Sim. Outra forma é a que a gente conhece por alienação parental. A conduta praticada por pai ou mãe, que de algum modo busca minar a relação que o outro tem com a criança. A mãe (ou pai) que desmerece o outro perante o filho, ofende, injuria na expectativa de romper, fragilizar o vínculo que o filho tem com o outro ente parental. Vínculos fortalecidos com pai e mãe são absolutamente importantes para o desenvolvimento de criança. Outra forma ainda de violência psicológica, temos a situação das crianças que crescem em lares em que testemunham violência contra pessoas do seu vínculo social. Pai que agride mãe, por exemplo. São formas que comportam olhar de todo o sistema de proteção e garantia da infância e juventude. E temos ainda o abuso sexual, caracterizado não somente pela prática de atos sexuais. Toda e qualquer situação, ato libidinoso praticado contra a criança ou adolescente, mesmo a exposição do corpo, o nu infantil, a exposição da criança a vídeos inadequados constituem formas de violência sexual. Há ainda a exploração sexual – atos com fim de obtenção de algum tipo de compensação. Por fim, existe a violência institucional praticada pelos organismos de defesa da criança e adolescente que de algum modo não acolhem a demanda da criança ou adolescente adequadamente, por insensibilidade ou outro motivo.

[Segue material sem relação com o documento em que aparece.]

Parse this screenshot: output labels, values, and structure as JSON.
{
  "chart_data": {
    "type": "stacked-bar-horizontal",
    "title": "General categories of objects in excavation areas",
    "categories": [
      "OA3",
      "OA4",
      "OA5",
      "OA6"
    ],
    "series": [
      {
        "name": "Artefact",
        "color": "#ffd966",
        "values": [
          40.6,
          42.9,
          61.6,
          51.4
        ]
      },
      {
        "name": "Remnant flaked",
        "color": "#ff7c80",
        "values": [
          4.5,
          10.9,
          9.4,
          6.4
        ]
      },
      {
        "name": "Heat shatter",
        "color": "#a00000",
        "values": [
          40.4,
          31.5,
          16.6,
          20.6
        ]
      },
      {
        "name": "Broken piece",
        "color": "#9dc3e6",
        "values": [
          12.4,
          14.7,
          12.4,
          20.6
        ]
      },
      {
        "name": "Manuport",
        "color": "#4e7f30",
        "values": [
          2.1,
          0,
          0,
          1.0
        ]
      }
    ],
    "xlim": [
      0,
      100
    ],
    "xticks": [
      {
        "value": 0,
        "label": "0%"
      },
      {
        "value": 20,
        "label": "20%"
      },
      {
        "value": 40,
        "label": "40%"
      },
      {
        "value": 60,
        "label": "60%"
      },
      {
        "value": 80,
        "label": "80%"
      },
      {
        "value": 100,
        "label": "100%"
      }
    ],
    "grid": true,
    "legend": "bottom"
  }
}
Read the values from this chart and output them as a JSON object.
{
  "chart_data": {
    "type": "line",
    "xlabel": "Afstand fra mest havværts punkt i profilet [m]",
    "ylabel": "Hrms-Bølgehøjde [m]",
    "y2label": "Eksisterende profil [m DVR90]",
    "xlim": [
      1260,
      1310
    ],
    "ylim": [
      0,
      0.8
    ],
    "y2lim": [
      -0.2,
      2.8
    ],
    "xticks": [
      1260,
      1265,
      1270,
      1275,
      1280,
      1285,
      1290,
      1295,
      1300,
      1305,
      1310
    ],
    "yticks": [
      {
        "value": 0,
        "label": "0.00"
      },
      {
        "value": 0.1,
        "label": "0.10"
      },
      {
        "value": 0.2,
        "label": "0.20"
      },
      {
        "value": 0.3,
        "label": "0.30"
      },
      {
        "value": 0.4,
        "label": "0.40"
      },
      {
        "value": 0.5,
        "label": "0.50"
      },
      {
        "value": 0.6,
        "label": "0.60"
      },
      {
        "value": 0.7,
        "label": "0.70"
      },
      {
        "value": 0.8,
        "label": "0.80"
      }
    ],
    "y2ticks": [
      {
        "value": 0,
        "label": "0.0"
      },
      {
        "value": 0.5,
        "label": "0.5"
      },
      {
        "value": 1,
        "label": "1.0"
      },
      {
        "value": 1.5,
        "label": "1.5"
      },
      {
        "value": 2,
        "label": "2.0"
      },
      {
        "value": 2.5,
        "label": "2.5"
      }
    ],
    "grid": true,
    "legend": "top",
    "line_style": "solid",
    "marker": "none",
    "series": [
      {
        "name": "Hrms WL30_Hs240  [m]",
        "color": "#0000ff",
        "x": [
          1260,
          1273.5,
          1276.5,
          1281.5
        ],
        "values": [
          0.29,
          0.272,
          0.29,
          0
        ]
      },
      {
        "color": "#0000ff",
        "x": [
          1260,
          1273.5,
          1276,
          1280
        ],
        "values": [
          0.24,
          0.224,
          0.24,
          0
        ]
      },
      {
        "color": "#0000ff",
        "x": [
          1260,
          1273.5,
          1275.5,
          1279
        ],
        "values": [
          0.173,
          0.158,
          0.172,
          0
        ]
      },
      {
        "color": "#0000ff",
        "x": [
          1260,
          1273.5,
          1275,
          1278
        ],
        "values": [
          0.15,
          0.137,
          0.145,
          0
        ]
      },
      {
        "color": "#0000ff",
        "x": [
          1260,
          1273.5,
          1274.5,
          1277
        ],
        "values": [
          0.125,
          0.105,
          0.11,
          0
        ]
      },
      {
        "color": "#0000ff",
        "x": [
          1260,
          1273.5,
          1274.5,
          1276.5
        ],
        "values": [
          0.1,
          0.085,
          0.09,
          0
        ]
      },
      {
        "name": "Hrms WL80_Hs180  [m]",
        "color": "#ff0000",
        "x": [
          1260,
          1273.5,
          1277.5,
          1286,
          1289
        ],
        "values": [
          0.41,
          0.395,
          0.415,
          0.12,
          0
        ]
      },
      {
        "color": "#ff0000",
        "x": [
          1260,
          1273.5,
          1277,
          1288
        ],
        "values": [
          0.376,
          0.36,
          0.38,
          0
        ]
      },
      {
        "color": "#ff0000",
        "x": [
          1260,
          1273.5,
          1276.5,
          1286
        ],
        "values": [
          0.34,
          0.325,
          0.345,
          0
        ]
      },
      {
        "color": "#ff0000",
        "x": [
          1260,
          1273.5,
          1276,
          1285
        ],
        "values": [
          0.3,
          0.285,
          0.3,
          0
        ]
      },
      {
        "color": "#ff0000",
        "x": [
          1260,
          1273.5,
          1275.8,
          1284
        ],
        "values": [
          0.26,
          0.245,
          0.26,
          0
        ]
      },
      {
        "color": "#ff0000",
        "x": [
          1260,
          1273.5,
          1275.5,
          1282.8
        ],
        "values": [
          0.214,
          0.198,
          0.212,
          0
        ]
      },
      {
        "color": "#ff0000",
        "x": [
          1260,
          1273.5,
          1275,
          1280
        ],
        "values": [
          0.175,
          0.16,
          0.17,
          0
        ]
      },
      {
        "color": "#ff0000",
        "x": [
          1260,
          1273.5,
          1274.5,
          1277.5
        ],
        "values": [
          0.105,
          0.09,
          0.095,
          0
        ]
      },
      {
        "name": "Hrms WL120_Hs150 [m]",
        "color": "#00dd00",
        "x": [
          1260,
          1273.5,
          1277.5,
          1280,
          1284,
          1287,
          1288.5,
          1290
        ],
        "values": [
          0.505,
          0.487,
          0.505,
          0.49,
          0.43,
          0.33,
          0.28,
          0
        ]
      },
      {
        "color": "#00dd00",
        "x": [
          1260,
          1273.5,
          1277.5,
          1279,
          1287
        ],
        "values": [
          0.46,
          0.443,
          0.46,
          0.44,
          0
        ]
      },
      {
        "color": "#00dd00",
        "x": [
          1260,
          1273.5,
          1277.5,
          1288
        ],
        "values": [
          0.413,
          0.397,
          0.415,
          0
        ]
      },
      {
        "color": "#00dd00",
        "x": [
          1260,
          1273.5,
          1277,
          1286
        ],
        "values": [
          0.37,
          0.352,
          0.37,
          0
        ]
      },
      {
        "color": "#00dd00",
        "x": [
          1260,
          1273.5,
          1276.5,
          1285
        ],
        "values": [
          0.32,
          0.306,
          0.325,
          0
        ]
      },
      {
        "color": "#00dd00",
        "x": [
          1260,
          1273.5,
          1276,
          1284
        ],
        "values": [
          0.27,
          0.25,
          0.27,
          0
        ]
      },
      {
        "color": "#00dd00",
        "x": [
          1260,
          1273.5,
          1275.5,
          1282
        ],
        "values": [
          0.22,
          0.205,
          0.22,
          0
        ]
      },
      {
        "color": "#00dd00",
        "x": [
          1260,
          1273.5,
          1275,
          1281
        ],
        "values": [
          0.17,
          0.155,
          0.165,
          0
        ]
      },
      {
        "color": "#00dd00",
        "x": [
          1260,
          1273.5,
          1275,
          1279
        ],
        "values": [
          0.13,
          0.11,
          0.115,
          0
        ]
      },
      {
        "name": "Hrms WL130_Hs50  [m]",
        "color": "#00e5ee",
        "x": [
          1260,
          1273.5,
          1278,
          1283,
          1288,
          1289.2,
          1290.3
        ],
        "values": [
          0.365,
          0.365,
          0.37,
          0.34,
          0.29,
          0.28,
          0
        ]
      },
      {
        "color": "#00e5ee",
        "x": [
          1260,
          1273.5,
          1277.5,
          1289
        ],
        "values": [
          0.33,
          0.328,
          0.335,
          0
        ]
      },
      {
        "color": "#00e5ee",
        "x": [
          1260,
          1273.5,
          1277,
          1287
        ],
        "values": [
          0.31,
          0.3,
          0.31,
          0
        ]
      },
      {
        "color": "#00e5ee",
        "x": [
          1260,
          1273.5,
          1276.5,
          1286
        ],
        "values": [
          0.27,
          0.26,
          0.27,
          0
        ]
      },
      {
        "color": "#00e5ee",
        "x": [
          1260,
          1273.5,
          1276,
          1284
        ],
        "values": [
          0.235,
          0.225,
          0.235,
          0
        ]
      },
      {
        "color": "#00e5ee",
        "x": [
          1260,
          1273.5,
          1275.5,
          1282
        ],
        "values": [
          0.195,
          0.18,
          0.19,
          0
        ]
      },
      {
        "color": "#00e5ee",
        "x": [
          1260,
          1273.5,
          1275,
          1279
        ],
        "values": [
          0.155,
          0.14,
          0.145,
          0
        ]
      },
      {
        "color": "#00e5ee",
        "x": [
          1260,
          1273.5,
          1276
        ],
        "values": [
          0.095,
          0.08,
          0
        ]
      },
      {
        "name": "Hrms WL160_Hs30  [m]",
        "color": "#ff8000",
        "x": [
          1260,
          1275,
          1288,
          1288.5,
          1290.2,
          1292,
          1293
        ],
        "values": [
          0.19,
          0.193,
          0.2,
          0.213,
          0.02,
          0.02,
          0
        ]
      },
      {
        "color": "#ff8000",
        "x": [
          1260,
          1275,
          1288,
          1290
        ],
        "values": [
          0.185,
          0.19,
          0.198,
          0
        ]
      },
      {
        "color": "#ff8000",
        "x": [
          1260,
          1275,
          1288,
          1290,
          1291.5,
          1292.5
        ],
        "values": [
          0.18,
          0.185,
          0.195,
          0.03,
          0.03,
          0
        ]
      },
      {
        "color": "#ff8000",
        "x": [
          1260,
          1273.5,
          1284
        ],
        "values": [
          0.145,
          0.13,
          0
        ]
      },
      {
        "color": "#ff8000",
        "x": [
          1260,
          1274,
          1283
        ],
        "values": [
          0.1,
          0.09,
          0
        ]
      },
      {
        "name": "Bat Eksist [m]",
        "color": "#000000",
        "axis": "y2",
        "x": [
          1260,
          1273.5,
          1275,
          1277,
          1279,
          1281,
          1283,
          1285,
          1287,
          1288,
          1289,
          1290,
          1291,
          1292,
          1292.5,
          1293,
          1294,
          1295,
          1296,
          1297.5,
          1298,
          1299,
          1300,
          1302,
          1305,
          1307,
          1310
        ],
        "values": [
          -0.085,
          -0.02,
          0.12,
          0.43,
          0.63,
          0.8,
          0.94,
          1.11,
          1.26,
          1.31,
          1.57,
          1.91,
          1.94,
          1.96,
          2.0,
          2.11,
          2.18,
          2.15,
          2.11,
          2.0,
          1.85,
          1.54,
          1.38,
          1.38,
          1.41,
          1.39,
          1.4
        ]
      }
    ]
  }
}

Como é que os sistemas de proteção atuam em favor das crianças e adolescentes? Existem protocolos de denúncias que as pessoas precisam conhecer?
A lei de proteção das crianças e adolescentes traz os critérios para o estabelecimento de protocolos de encaminhamento. Muito importante em relação a isso, é deixar bastante claro que toda situação de violência contra a criança ou adolescente comporta dois tipos de atuação. Primeiro, é a atuação a que estamos mais acostumados a pensar, que é o sistema de repressão para garantir a punição daquele que praticou o ato de violação. Mas mais do que isso, o sistema visto pela lei traz a proteção da criança e do adolescente.
Muito importante, a experiência nos diz, é que façamos bons registros do que está acontecendo na escola, levando em conta a situação relatada pela criança, as alterações de hábitos e comportamentos delas…
Sem dúvida alguma. Porque aquela situação em que a criança de fato relata um ato de violência, muito mais facilmente permite que seja disparado todo o sistema de repressão, de responsabilização e de proteção. No entanto, há muitas situações em que a gente tem a observação de uma situação de desproteção. E a escola tem marcadores para isso. A criança que muda de hábitos alimentares, que de repente está tristonha no ambiente escolar ou passa a ser agressiva… Esses marcadores indicam situações de desproteção que comportam inicialmente não disparar o sistema de responsabilização, mas o sistema de proteção. E aí sim, chamar a família, compreender a família, notificar o fato ao Conselho Tutelar e trabalhar a capacidade protetiva da família. Educar a família para a proteção. Educar a criança para a autoproteção, principalmente no que diz respeito ao abuso sexual.
O que como promotora da Infância e Juventude você sugere para a escola, nesses tempos de pandemia, com as aulas suspensas, as crianças em casa, os professores trabalhando remotamente, para que as crianças não se esqueçam da importância da escola na vida delas?
Primordialmente, manter o vínculo. É importante a criança ter a memória, a vivência, não só da memória da matéria que recebe pelo caderno, mas da professora, do professor, e até que o material preparado para elas comporte a abordagem de temas como esse que tratamos hoje – o cuidado, os afetos, jogos que permitam trabalhar o estresse, o sentimento de raivas, que as famílias sentem nesse momento de isolamento, para que elas se trabalhem e consigam seguir em frente de forma mais protetiva com seus filhos. É um momento importante para a capacitação dos profissionais, com tarefas acumuladas. É um momento em que a Educação pode capacitar os profissionais. Nunca tivemos tantas lives sobre Educação, cuidado, proteção na internet. Acredito que seja papel da escola e da família – pensando na violência sexual – tratar a questão da sexualidade de forma saudável e adequada.